Why do GHC and GHCI differ on type inference?

Question

I noticed, when doing a codegolf challenge, that by default, GHC doesn't infer the most general type for variables, leading to type errors when you try to use it with two different types.

For example:

(!) = elem
x = 'l' ! "hello" -- From its use here, GHC assumes (!) :: Char -> [Char] -> Bool
y = 5 ! [3..8] -- Fails because GHC expects these numbers to be of type Char, too

This can be changed using the pragma NoMonomorphismRestriction.

However, typing this into GHCI produces no type error, and :t (!) reveals that here, it assumes (Foldable t, Eq a) => a -> t a -> Bool, even when explicitly run with -XMonomorphismRestriction.

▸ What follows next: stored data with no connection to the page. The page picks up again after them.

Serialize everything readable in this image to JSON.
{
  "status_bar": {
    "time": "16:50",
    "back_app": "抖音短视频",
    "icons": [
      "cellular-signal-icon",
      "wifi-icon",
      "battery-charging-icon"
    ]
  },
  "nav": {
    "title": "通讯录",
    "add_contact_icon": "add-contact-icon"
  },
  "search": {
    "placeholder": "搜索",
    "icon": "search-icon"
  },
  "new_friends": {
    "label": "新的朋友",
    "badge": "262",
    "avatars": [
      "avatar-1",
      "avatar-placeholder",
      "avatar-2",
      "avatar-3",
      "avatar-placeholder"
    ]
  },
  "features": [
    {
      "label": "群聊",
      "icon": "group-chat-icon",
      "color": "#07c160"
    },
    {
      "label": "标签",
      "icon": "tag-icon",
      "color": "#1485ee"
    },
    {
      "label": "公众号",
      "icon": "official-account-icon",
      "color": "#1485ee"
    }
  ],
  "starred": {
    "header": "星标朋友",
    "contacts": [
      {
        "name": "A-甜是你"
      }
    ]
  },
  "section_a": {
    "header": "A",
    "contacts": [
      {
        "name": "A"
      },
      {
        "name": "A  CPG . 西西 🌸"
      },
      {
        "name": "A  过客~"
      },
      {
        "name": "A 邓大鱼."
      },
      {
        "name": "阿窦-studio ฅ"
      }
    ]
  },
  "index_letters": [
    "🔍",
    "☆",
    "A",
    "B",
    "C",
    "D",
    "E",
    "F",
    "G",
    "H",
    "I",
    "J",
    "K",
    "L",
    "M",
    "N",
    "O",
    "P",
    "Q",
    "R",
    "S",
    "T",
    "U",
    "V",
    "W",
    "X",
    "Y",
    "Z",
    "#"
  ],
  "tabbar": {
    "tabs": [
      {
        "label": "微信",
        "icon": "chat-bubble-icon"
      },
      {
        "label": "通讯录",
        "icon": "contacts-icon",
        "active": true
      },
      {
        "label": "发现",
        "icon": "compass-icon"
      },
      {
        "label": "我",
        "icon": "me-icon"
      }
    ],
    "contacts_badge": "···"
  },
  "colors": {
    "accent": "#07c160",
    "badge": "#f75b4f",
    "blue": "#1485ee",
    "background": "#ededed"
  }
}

Why do GHC and GHCI differ on assuming the most general type for functions?

(Also, why have it enabled by default anyway? What does it help?)

Answer 1

The background of why the committee made this decision is given, in the designers’ own words, in the article “A History of Haskell: Being Lazy with Class” by Paul Hudak et al.

A major source of controversy in the early stages was the so-called “monomorphism restriction.” Suppose that genericLength has this overloaded type:

genericLength :: Num a => [b] -> a

Now consider this definition:

f xs = (len, len)`
  where
    len = genericLength xs

It looks as if len should be computed only once, but it can actually be computed twice. Why? Because we can infer the type len :: (Num a) => a; when desugared with the dictionary-passing translation, len becomes a function that is called once for each occurrence of len, each of which might used at a different type.

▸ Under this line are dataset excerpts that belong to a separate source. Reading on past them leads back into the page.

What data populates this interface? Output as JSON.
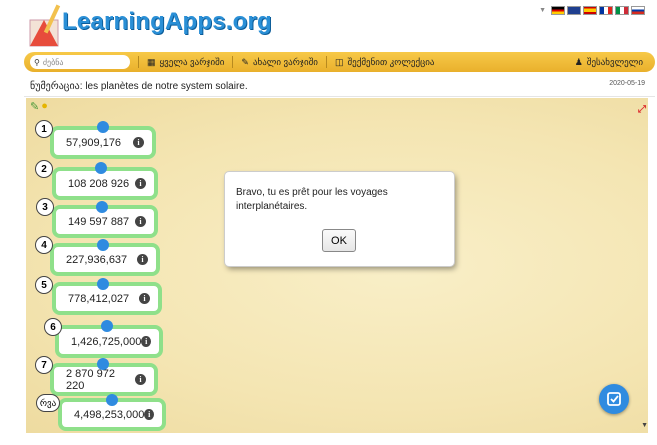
{
  "header": {
    "logo_text": "LearningApps.org"
  },
  "menu": {
    "search_placeholder": "ძებნა",
    "items": [
      {
        "label": "ყველა ვარჯიში",
        "icon": "grid-icon"
      },
      {
        "label": "ახალი ვარჯიში",
        "icon": "pencil-icon"
      },
      {
        "label": "შექმენით კოლექცია",
        "icon": "collection-icon"
      }
    ],
    "login_label": "შესახვლელი",
    "accent": "#f2bd3c"
  },
  "page": {
    "title": "ნუმერაცია: les planètes de notre system solaire.",
    "date": "2020-05-19"
  },
  "cards": [
    {
      "badge": "1",
      "value": "57,909,176"
    },
    {
      "badge": "2",
      "value": "108 208 926"
    },
    {
      "badge": "3",
      "value": "149 597 887"
    },
    {
      "badge": "4",
      "value": "227,936,637"
    },
    {
      "badge": "5",
      "value": "778,412,027"
    },
    {
      "badge": "6",
      "value": "1,426,725,000"
    },
    {
      "badge": "7",
      "value": "2 870 972 220"
    },
    {
      "badge": "რვა",
      "value": "4,498,253,000"
    }
  ],
  "dialog": {
    "message": "Bravo, tu es prêt pour les voyages interplanétaires.",
    "ok_label": "OK"
  },
  "colors": {
    "card_border": "#8fe08a",
    "pin": "#2f8be0"
  }
}
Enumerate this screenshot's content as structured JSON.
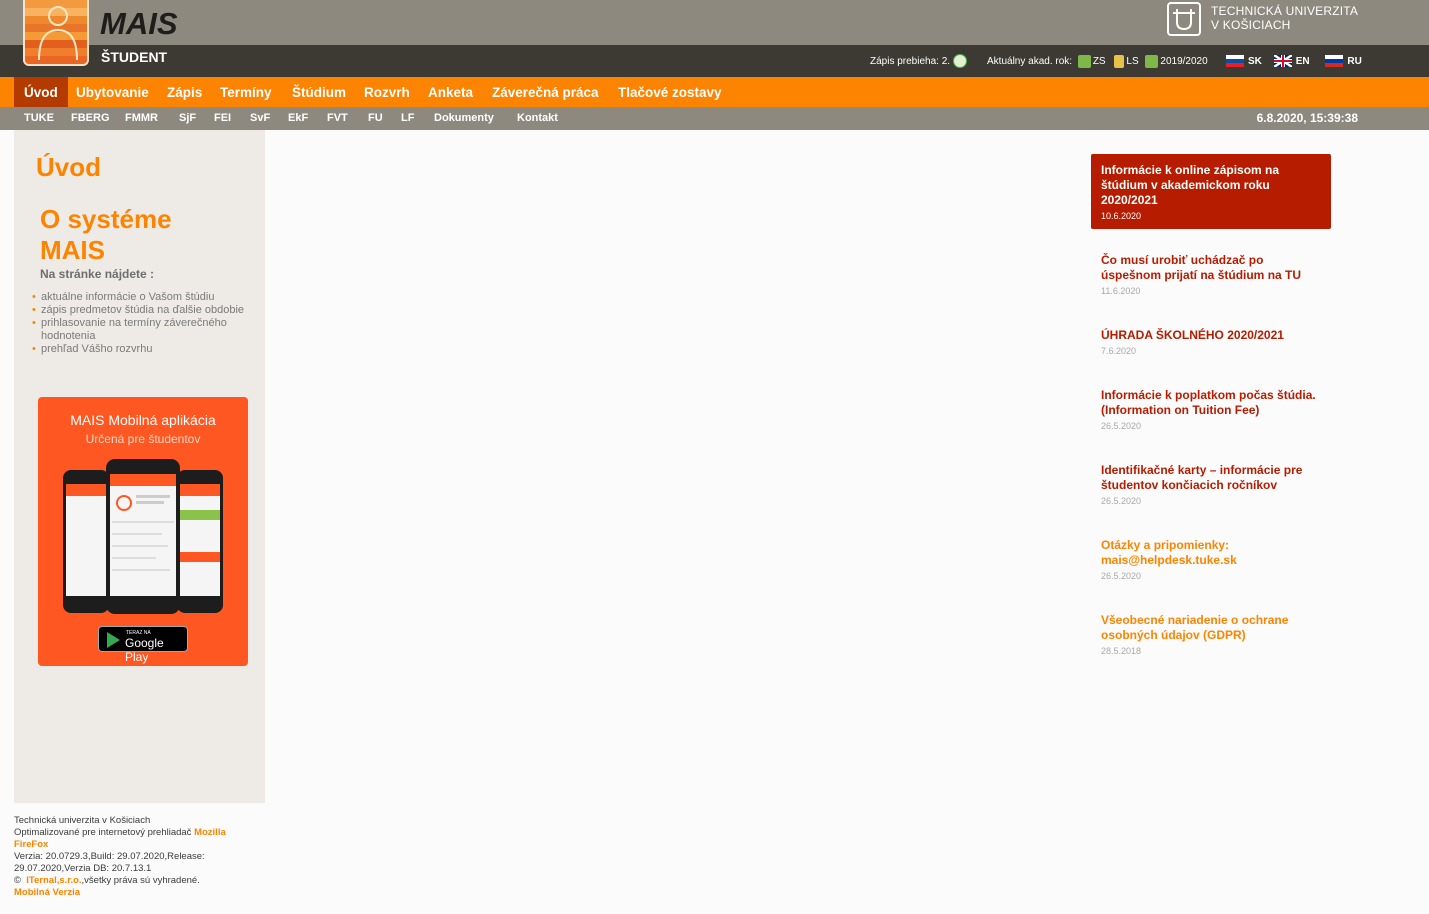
{
  "header": {
    "app_title": "MAIS",
    "app_subtitle": "ŠTUDENT",
    "university_line1": "TECHNICKÁ UNIVERZITA",
    "university_line2": "V KOŠICIACH",
    "enrollment_label": "Zápis prebieha: 2.",
    "academic_year_label": "Aktuálny akad. rok:",
    "semester_winter": "ZS",
    "semester_summer": "LS",
    "academic_year": "2019/2020",
    "languages": [
      "SK",
      "EN",
      "RU"
    ]
  },
  "nav": {
    "items": [
      "Úvod",
      "Ubytovanie",
      "Zápis",
      "Termíny",
      "Štúdium",
      "Rozvrh",
      "Anketa",
      "Záverečná práca",
      "Tlačové zostavy"
    ],
    "active": "Úvod"
  },
  "subnav": {
    "items": [
      "TUKE",
      "FBERG",
      "FMMR",
      "SjF",
      "FEI",
      "SvF",
      "EkF",
      "FVT",
      "FU",
      "LF",
      "Dokumenty",
      "Kontakt"
    ],
    "datetime": "6.8.2020,  15:39:38"
  },
  "left": {
    "heading": "Úvod",
    "about_title": "O systéme MAIS",
    "find_label": "Na stránke nájdete :",
    "bullets": [
      "aktuálne informácie o Vašom štúdiu",
      "zápis predmetov štúdia na ďalšie obdobie",
      "prihlasovanie na termíny záverečného hodnotenia",
      "prehľad Vášho rozvrhu"
    ],
    "mobile_title": "MAIS Mobilná aplikácia",
    "mobile_subtitle": "Určená pre študentov",
    "gplay_small": "TERAZ NA",
    "gplay_big": "Google Play"
  },
  "footer": {
    "line1": "Technická univerzita v Košiciach",
    "line2": "Optimalizované pre internetový prehliadač",
    "browser": "Mozilla FireFox",
    "version": "Verzia: 20.0729.3,Build: 29.07.2020,Release: 29.07.2020,Verzia DB: 20.7.13.1",
    "copyright_prefix": "©",
    "company": "ITernal,s.r.o.",
    "rights": ",všetky práva sú vyhradené.",
    "mobile_link": "Mobilná Verzia"
  },
  "news": [
    {
      "title": "Informácie k online zápisom na štúdium v akademickom roku 2020/2021",
      "date": "10.6.2020",
      "style": "featured"
    },
    {
      "title": "Čo musí urobiť uchádzač po úspešnom prijatí na štúdium na TU",
      "date": "11.6.2020",
      "style": "red"
    },
    {
      "title": "ÚHRADA ŠKOLNÉHO 2020/2021",
      "date": "7.6.2020",
      "style": "red"
    },
    {
      "title": "Informácie k poplatkom počas štúdia. (Information on Tuition Fee)",
      "date": "26.5.2020",
      "style": "red"
    },
    {
      "title": "Identifikačné karty – informácie pre študentov končiacich ročníkov",
      "date": "26.5.2020",
      "style": "red"
    },
    {
      "title": "Otázky a pripomienky: mais@helpdesk.tuke.sk",
      "date": "26.5.2020",
      "style": "orange"
    },
    {
      "title": "Všeobecné nariadenie o ochrane osobných údajov (GDPR)",
      "date": "28.5.2018",
      "style": "orange"
    }
  ],
  "colors": {
    "orange": "#fd8400",
    "dark_red": "#b51c00",
    "header_gray": "#8d897e",
    "header_dark": "#3d3a33",
    "mobile_orange": "#ff5722"
  }
}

[John] Hughes argued strongly that it was unacceptable to silently duplicate computation in this way. His argument was motivated by a program he had written that ran exponentially slower than he expected. (This was admittedly with a very simple compiler, but we were reluctant to make performance differences as big as this dependent on compiler optimisations.)

Following much debate, the committee adopted the now-notorious monomorphism restriction. Stated briefly, it says that a definition that does not look like a function (i.e. has no arguments on the left-hand side) should be monomorphic in any overloaded type variables. In this example, the rule forces len to be used at the same type at both its occurrences, which solves the performance problem. The programmer can supply an explicit type signature for len if polymorphic behaviour is required.

The monomorphism restriction is manifestly a wart on the language. It seems to bite every new Haskell programmer by giving rise to an unexpected or obscure error message. There has been much discussion of alternatives.

(18, Emphasis added.) Note that John Hughes is a co-author of the article.